To investigate the polymer microstructures in the films, we then performed a WAXD experiment (Fig. 10). In our previous study, we prepared poly(MAB) via conventional polycondensation of MAB with a small amount of terephthalic acid, and the crystal structure was assigned to be monoclinic with parameters a = 7.7 Å, b = 5.7 Å, c = 7.9 Å, α = γ = 90°, and β = 67.5°. The WAXD profile of the polymer powder of poly(MAB5–5-b-PPO30) is depicted in Fig. 10(b), from which the crystal structure was assigned as triclinic with parameters a = 4.6 Å, b = 6.5 Å, c = 7.9 Å, α = 86°, β = 67.5°, and γ = 100°. Note that the crystallized MAB5–5 from a methanol/water mixed solvent did not show a clear diffraction pattern in the WAXD experiment. Thus, we assumed that the HSs cannot align well alone. However, they are placed in a regular manner in the solid-state block copolymer, where the PPO segment (Tg = −68 °C) acted as the solvent even at ambient temperature. In contrast, for the poly(MABx–x-b-PPOy), whose x values range from 6 to 9, all samples showed only amorphous hollows in the profiles. However, the packing was recovered for the poly(MAB10–10-b-PPOy) sample, returning to the crystal structure to be original monoclinic lattice. This can be explained by the polymers having relatively short HSs being unable to crystalize into the stable monoclinic lattice because of the inadequate length of the HSs.
|
| Fig. 10 Powder WAXD profiles of (a) the MAB homopolymer poly(MABx–y), and (b)-(k) poly(MABx–x-b-PPOy). | |
In order to evaluate the phase segregated structure in more detail, we measured AFM of the poly(MAB5–5-b-PPO67), poly(MAB9–9-b-PPO67) films (Fig. S11†). Unfortunately, not very clear phase-separation was observed in the images. The former sample seems the rough surface with large phase separation in topography, and the other one shows more precise separation. In the prepared films, the phase separation mainly occurred within the films, and was not appeared on the film surface. Since the interaction between the HS units in our system (non-hydrogen bondable) is rather weak compared with those of hydrogen-bondable PEBA, the existence of the longer HS must be critical to form clear phase segregation structure. This resulted in the mechanical properties of the films. Namely, the longer HS unit in the copolymer is the better for the mechanical properties. In other words, the mechanical properties can be slowly changed, and thus we have more opportunity to tune the properties.

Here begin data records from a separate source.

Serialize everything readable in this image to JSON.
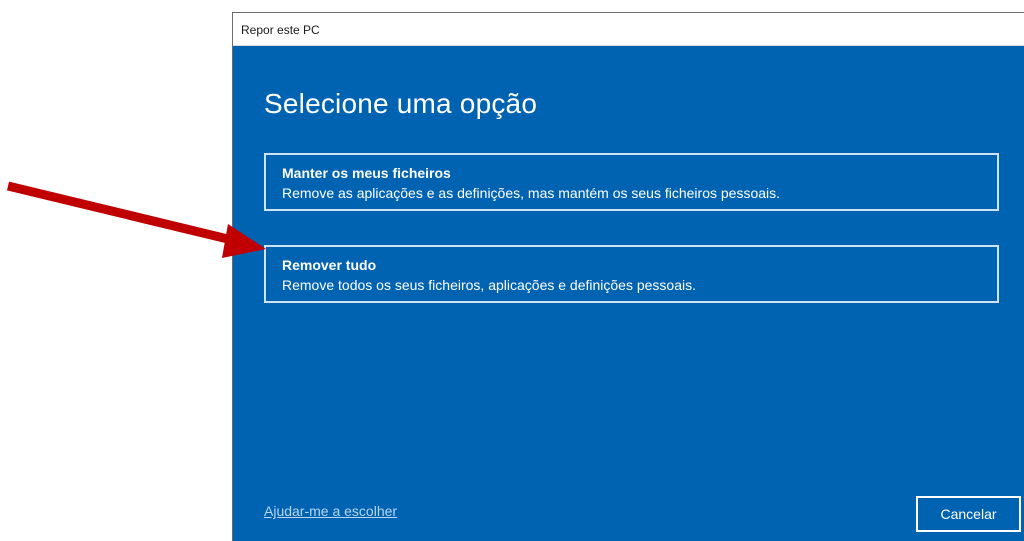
{
  "window": {
    "title": "Repor este PC"
  },
  "dialog": {
    "heading": "Selecione uma opção",
    "options": [
      {
        "title": "Manter os meus ficheiros",
        "description": "Remove as aplicações e as definições, mas mantém os seus ficheiros pessoais."
      },
      {
        "title": "Remover tudo",
        "description": "Remove todos os seus ficheiros, aplicações e definições pessoais."
      }
    ],
    "help_link": "Ajudar-me a escolher",
    "cancel_label": "Cancelar"
  },
  "annotation": {
    "arrow_color": "#c00000",
    "arrow_target": "Remover tudo"
  },
  "colors": {
    "window_background": "#0063b1",
    "title_bar": "#ffffff",
    "text": "#ffffff"
  }
}
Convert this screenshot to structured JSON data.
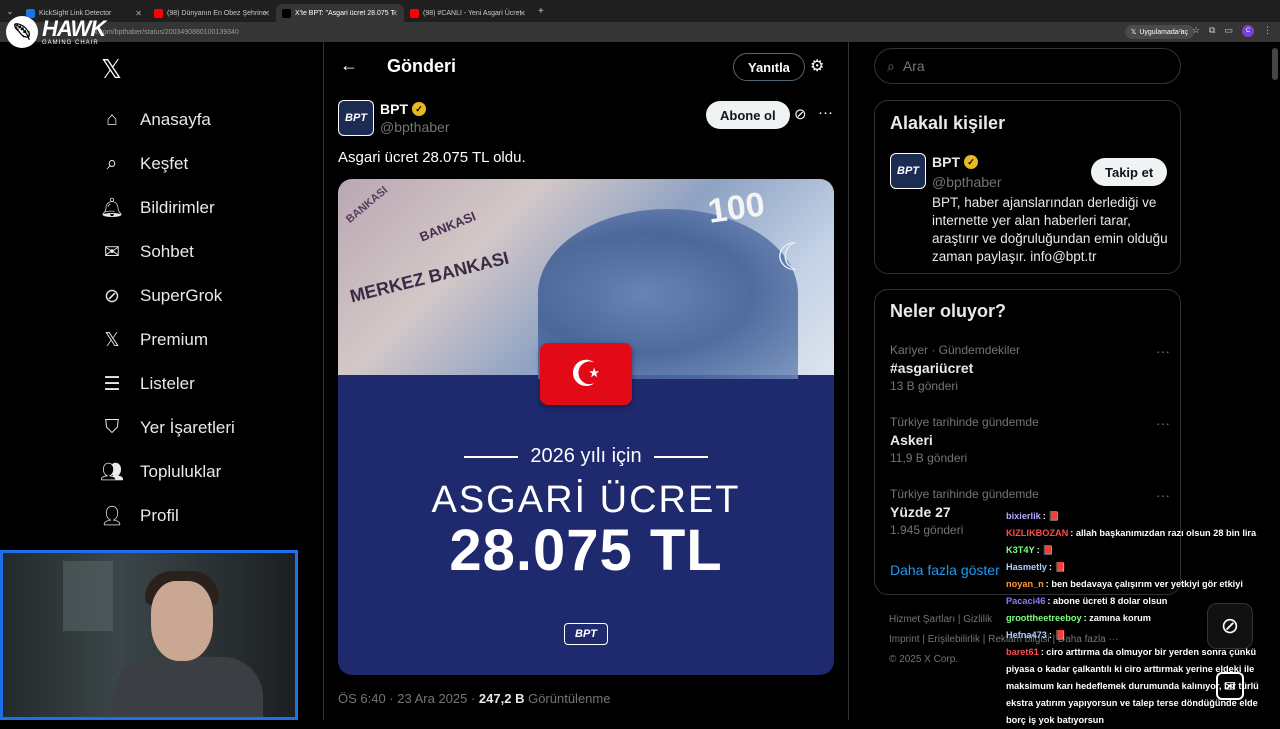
{
  "browser": {
    "tabs": [
      {
        "label": "KickSight Link Detector",
        "color": "#1a73e8"
      },
      {
        "label": "(98) Dünyanın En Obez Şehrine",
        "color": "#ff0000"
      },
      {
        "label": "X'te BPT: \"Asgari ücret 28.075 T",
        "color": "#000000"
      },
      {
        "label": "(98) #CANLI - Yeni Asgari Ücret",
        "color": "#ff0000"
      }
    ],
    "url": "x.com/bpthaber/status/2003490880100139340",
    "app_button": "Uygulamada aç"
  },
  "overlay_logo": {
    "title": "HAWK",
    "subtitle": "GAMING CHAIR"
  },
  "nav": {
    "items": [
      {
        "label": "Anasayfa",
        "icon": "home-icon",
        "glyph": "⌂"
      },
      {
        "label": "Keşfet",
        "icon": "search-icon",
        "glyph": "⌕"
      },
      {
        "label": "Bildirimler",
        "icon": "bell-icon",
        "glyph": "🔔︎"
      },
      {
        "label": "Sohbet",
        "icon": "mail-icon",
        "glyph": "✉"
      },
      {
        "label": "SuperGrok",
        "icon": "grok-icon",
        "glyph": "⊘"
      },
      {
        "label": "Premium",
        "icon": "x-icon",
        "glyph": "𝕏"
      },
      {
        "label": "Listeler",
        "icon": "list-icon",
        "glyph": "☰"
      },
      {
        "label": "Yer İşaretleri",
        "icon": "bookmark-icon",
        "glyph": "⛉"
      },
      {
        "label": "Topluluklar",
        "icon": "people-icon",
        "glyph": "👥︎"
      },
      {
        "label": "Profil",
        "icon": "person-icon",
        "glyph": "👤︎"
      }
    ]
  },
  "header": {
    "title": "Gönderi",
    "reply_label": "Yanıtla"
  },
  "post": {
    "name": "BPT",
    "handle": "@bpthaber",
    "subscribe_label": "Abone ol",
    "text": "Asgari ücret 28.075 TL oldu.",
    "image": {
      "bank_text_1": "MERKEZ BANKASI",
      "bank_text_2": "BANKASI",
      "bank_text_3": "BANKASI",
      "note_value": "100",
      "year_text": "2026 yılı için",
      "headline": "ASGARİ ÜCRET",
      "amount": "28.075 TL",
      "logo": "BPT"
    },
    "time": "ÖS 6:40 · 23 Ara 2025 · ",
    "views_value": "247,2 B",
    "views_label": " Görüntülenme"
  },
  "right": {
    "search_placeholder": "Ara",
    "related_title": "Alakalı kişiler",
    "related_person": {
      "name": "BPT",
      "handle": "@bpthaber",
      "follow_label": "Takip et",
      "bio": "BPT, haber ajanslarından derlediği ve internette yer alan haberleri tarar, araştırır ve doğruluğundan emin olduğu zaman paylaşır. info@bpt.tr"
    },
    "trends_title": "Neler oluyor?",
    "trends": [
      {
        "context": "Kariyer · Gündemdekiler",
        "title": "#asgariücret",
        "count": "13 B gönderi"
      },
      {
        "context": "Türkiye tarihinde gündemde",
        "title": "Askeri",
        "count": "11,9 B gönderi"
      },
      {
        "context": "Türkiye tarihinde gündemde",
        "title": "Yüzde 27",
        "count": "1.945 gönderi"
      }
    ],
    "show_more": "Daha fazla göster",
    "footer": {
      "line1": "Hizmet Şartları  |  Gizlilik",
      "line2": "Imprint  |  Erişilebilirlik  |  Reklam bilgisi  |  Daha fazla ···",
      "line3": "© 2025 X Corp."
    }
  },
  "chat": [
    {
      "user": "bixierlik",
      "color": "#b9a7ff",
      "msg": ": 📕"
    },
    {
      "user": "KIZLIKBOZAN",
      "color": "#ff4d4d",
      "msg": ": allah başkanımızdan razı olsun 28 bin lira"
    },
    {
      "user": "K3T4Y",
      "color": "#7fff7f",
      "msg": ": 📕"
    },
    {
      "user": "Hasmetly",
      "color": "#a9d0ff",
      "msg": ": 📕"
    },
    {
      "user": "noyan_n",
      "color": "#ff9a3c",
      "msg": ": ben bedavaya çalışırım ver yetkiyi gör etkiyi"
    },
    {
      "user": "Pacaci46",
      "color": "#8a7bff",
      "msg": ": abone ücreti 8 dolar olsun"
    },
    {
      "user": "groottheetreeboy",
      "color": "#7fff7f",
      "msg": ": zamına korum"
    },
    {
      "user": "Hefna473",
      "color": "#a9d0ff",
      "msg": ": 📕"
    },
    {
      "user": "baret61",
      "color": "#ff4d4d",
      "msg": ": ciro arttırma da olmuyor bir yerden sonra çünkü piyasa o kadar çalkantılı ki ciro arttırmak yerine eldeki ile maksimum karı hedeflemek durumunda kalınıyor, bir türlü ekstra yatırım yapıyorsun ve talep terse döndüğünde elde borç iş yok batıyorsun"
    }
  ]
}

Fig. 11 depicts the stress–strain curves of the block copolymer films, and the mechanical properties are summarized in Table 2. Polymer films having short SSs were hard, but they showed an adequate elongation at break (EB) of over 150%. In contrast, the films having long SSs showed much better ductility, and thus, the EB values were over 500%. The tensile modulus (TM) of the films depended on the fraction and length of the HSs; TM values were found to be in the following order: poly(MAB8–8-b-PPO30) (fHS = 55.3%) > poly(MAB6–6-b-PPO30) (fHS = 48.8%) > poly(MAB8–8-b-PPO67) (fHS = 36.5%) > poly(MAB7–7-b-PPO67) (fHS = 33.8%) > poly(MAB6–6-b-PPO67) (fHS = 30.7%). The mechanical strength data in Table 2 are all superior to those of hyper-branched type poly(MABx–x-b-PPOy) in our previous report,55 so the packing of the HS molecules be favored in the linear polymer. The modulus against fHS is plotted in Fig. 12. The hardness of the film is related to the fHS value, but the slope of the fitted line seems different between PPO30- and PPO67-based copolymers. And these plots are not on the same fitted line. As described in Introduction, the use of monodisperse N-methylated aromatic poly(p-benzamide) segment as a novel PEBA material could allow us a fine tuning of the film properties, the results in Fig. 12 supported this assumption. In addition, the HS of the poly(MABx–x-b-PPOy) shows an excellent thermal stability of 5% weight loss temperature in N2 Td5 = 408 °C, while aliphatic amide, nylon 6 shows the value of at 320 °C. The ease of preparation and higher thermostability can be useful of the application of this monodisperse N-methylated aromatic poly(p-benzamide) compound.
|
| Fig. 11 Strain–stress curves of multiblock copolymers (poly(MABx–x-b-PPOy)). | |
Table 2 Mechanical properties of poly(MABx–x-b-PPOy)
Polymer |
TMa (MPa) |
TSb (MPa) |
EBc(%) |
fHS (%) |
Young's modulus. Tensile strength. Elongation at break. |
Poly(MAB6–6-b-PPO30) |
28.0 |
2.2 |
150 |
48.8 |
Poly(MAB6–6-b-PPO67) |
3.3 |
1.7 |
155 |
30.7 |
Poly(MAB7–7-b-PPO67) |
4.8 |
0.75 |
540 |
33.8 |
Poly(MAB8–8-b-PPO30) |
32.5 |
3.5 |
185 |
55.3 |
Poly(MAB8–8-b-PPO67) |
6.0 |
1.6 |
455 |
36.5 |
|
| Fig. 12 Relationship between modulus and strain of poly(MABx–x-b-PPOy). | |
Experimental
Materials
4-(N-Methylamino)benzoic acid (MBA) was purchased from Wako Pure Chemical Industries, Ltd., and purified by sublimation. Poly(propylene glycol) bis(2-aminopropyl ether)s (PPOy) were purchased from Sigma-Aldrich Co. LLC., and the number-average molecular weight (Mn) and degree of polymerization (y) were estimated by 1H NMR measurement. Two samples of PPOy (Mn = 1875 g mol−1, y = 30 and Mn = 4025 g mol−1, y = 67) were used. N-Methylpyrrolidone (NMP) was dried over calcium hydride (CaH2) and distilled under reduced pressure. Thionyl chloride was distilled prior to use. Diphenyl (2,3-dihydro-2-thioxo-3-benzoxazolyl)phosphonate (DBOP) was prepared according to the literature.56 The other reagents and solvents were used without further purification.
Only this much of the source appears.